На лицо Алексея легла горькая усмешка. Когда тебе тыкает коллега, пусть даже совсем молоденький, это нормально: в театральном мире все братья, но когда тебя ни во что не ставит вахтерша, становится обидно. К тому же наводит на неприятные размышления.

– Поскольку ты тут еще, – добила его Сима, – почитай приказы, а потом распишись в журнале, что ознакомлен. Теперь все будете расписываться, директор приказал.

Алексей подошел к доске объявлений, ничего приятного для себя не ожидая: когда распределяют роли, почему-то всегда забывают, что есть в театре такой актер, как Дальский. Не первый год ему ничего не предлагают. Хорошо еще, сохраняют в репертуаре три старых постановки классических пьес и одну современную, про одинокую красивую девушку. В них он занят, пусть и во вторых составах, зато роли не самые маленькие. Хотя, как известно, маленьких ролей не бывает.

Взгляд пробежал по приказам и объявлениям. Непосредственно Алексея касалось лишь одно сообщение: «За систематическое нарушение трудового режима, выраженное в полном пренебрежении к репетиционному процессу, объявить выговор…» Дальше шли фамилии прогульщиков: Карнович, Плотников, Семиухов. Но первой, конечно, стояла фамилия Дальского. Вероятно, он попал во главу этой банды по алфавиту.

Алексей попытался вспомнить, кто такие Плотников и Семиухов, но не смог. И обернулся к будке вахтерши. Сима склонилась над своим вязанием, из-за стойки торчала лишь ее седая макушка. Тогда Дальский сорвал приказ, скомкал и сжал листок в кулаке, продолжая как будто с интересом разглядывать информацию. Кое-что вызывало радостное недоумение – например, поздравление режиссера театра Вадима Карновича с пятидесятилетием и присвоением ему почетного звания заслуженного деятеля искусств. Удивительно: на одной доске Вадику и выговор, и поздравление.

Был там еще один замечательный приказ – в пункте первом актрису театра Викторию Соснину поздравляли с двадцатипятилетием и желали новых творческих достижений, а в пункте два награждали ее премией в размере месячной ставки. Для молоденькой актрисы такая премия разве что моральное поощрение – Вика не вылезала со съемочных площадок, на телеэкранах страны с утра до вечера шли сериалы с ее участием.
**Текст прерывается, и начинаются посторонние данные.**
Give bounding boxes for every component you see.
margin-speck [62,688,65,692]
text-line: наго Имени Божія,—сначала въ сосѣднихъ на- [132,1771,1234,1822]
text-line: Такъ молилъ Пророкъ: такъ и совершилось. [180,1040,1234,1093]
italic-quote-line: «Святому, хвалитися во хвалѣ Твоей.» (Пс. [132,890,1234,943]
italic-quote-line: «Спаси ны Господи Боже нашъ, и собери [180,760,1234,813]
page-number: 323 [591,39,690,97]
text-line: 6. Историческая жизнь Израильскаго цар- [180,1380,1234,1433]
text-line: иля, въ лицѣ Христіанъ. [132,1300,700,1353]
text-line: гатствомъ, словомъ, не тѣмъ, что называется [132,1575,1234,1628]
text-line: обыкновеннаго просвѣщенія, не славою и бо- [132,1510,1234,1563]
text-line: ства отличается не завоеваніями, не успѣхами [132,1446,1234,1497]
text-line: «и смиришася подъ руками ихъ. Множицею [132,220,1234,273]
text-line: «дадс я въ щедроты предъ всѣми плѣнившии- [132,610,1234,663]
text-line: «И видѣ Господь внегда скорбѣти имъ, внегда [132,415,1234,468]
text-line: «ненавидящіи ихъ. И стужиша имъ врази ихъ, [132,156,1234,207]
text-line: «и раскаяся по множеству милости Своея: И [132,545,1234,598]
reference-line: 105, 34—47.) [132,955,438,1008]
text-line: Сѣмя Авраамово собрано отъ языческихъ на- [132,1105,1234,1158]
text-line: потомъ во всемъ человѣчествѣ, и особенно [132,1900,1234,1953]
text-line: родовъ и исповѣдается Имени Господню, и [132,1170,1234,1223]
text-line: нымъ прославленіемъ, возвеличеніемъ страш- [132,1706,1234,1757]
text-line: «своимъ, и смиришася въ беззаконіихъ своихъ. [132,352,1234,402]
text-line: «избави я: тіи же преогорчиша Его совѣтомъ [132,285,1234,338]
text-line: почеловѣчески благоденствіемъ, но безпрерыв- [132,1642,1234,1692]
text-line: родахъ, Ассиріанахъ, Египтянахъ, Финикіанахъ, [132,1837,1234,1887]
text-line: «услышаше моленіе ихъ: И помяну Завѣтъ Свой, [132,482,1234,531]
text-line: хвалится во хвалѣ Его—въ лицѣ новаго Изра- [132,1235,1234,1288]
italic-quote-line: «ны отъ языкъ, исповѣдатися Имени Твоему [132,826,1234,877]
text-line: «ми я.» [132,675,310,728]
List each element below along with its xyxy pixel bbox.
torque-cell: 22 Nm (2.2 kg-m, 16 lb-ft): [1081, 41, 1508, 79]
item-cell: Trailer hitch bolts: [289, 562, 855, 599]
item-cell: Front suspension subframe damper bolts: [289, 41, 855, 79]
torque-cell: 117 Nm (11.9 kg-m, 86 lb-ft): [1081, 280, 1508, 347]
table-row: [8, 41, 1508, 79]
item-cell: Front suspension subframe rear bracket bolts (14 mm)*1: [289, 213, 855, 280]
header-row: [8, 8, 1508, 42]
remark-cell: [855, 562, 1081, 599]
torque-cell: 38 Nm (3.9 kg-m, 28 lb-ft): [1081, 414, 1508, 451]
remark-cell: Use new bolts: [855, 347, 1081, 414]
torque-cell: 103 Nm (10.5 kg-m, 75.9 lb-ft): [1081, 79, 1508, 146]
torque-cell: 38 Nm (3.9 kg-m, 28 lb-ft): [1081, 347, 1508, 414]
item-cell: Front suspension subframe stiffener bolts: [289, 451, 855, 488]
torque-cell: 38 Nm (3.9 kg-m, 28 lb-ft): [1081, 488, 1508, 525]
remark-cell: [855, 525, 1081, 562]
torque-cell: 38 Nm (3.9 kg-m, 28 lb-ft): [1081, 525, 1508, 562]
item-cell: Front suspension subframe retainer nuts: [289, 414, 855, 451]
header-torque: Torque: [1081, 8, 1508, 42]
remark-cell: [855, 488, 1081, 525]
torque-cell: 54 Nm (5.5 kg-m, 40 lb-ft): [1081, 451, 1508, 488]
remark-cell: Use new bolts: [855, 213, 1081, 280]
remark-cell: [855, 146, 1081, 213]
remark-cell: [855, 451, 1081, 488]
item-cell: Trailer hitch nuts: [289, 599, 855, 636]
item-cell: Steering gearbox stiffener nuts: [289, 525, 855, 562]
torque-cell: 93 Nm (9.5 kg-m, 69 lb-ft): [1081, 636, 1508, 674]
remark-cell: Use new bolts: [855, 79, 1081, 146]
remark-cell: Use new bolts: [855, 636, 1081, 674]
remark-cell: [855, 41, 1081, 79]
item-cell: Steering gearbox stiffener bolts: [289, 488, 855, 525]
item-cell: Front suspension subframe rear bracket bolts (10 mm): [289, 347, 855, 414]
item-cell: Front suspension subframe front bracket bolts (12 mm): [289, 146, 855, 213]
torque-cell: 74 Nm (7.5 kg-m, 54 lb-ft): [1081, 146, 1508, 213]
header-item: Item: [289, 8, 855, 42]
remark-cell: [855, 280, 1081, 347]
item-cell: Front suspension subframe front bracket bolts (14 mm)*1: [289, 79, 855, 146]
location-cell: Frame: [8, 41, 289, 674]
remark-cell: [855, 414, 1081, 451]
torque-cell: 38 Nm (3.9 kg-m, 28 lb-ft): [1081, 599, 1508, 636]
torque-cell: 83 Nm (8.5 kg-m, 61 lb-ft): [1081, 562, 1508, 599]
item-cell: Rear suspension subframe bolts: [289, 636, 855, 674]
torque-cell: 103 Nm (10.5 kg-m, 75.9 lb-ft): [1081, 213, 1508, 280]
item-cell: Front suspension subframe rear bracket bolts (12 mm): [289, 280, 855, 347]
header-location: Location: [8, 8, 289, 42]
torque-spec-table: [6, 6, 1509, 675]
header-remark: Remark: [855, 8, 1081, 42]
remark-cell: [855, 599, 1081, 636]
В театре же она была занята всего в одной постановке – как раз в той про умную, скромную и красивую одинокую девушку, которая сидит в свой день рождения дома и страдает от отсутствия любви, а к ней приходят чередой разные знакомые, заставляя именинницу мучиться и страдать еще больше.

Дальский играет в этом спектакле роль пьяного гаишника, который заявляется в приличный дом в уличной форме со светоотражателями на рукавах и брючинах, садится за стол, достает из-за пазухи бутылку виски, делает затяжной глоток, морщится и произносит проникновенно: «Нет у меня с тобой будущего, Аня! У меня сегодня отобрали права. А ведь я любил тебя. Но не судьба, видно». В ходе действия персонаж допивает бутылку, пытается заснуть, уронив голову на стол, но потом к героине забегает лучшая подруга и уводит завидного жениха с собой.

От Сосниной даже на сцене за версту несет дорогими духами. Та актриса, что изображает лучшую подругу героини, однажды выволокла пьяного гаишника Дальского и, едва они оказались за кулисами, тут же начала материться на предмет того, что Вике надо вести себя скромнее, к тому же у некоторых может быть аллергия на «Мажи нуар»…

А это еще что такое среди объявлений и приказов?

«Дальский, собака, верни сто рублей!»

Алексей быстро сорвал бумажку, тоже скомкал и зажал в другом кулаке. Затем вернулся к стеклянному «скворечнику», в котором продолжала вязать свитер Сима. На стойке лежала раскрытая амбарная книга с разграфленными листами в клеточку. Алексей вписал свою фамилию и оставил свой росчерк, мол, ознакомлен с приказами.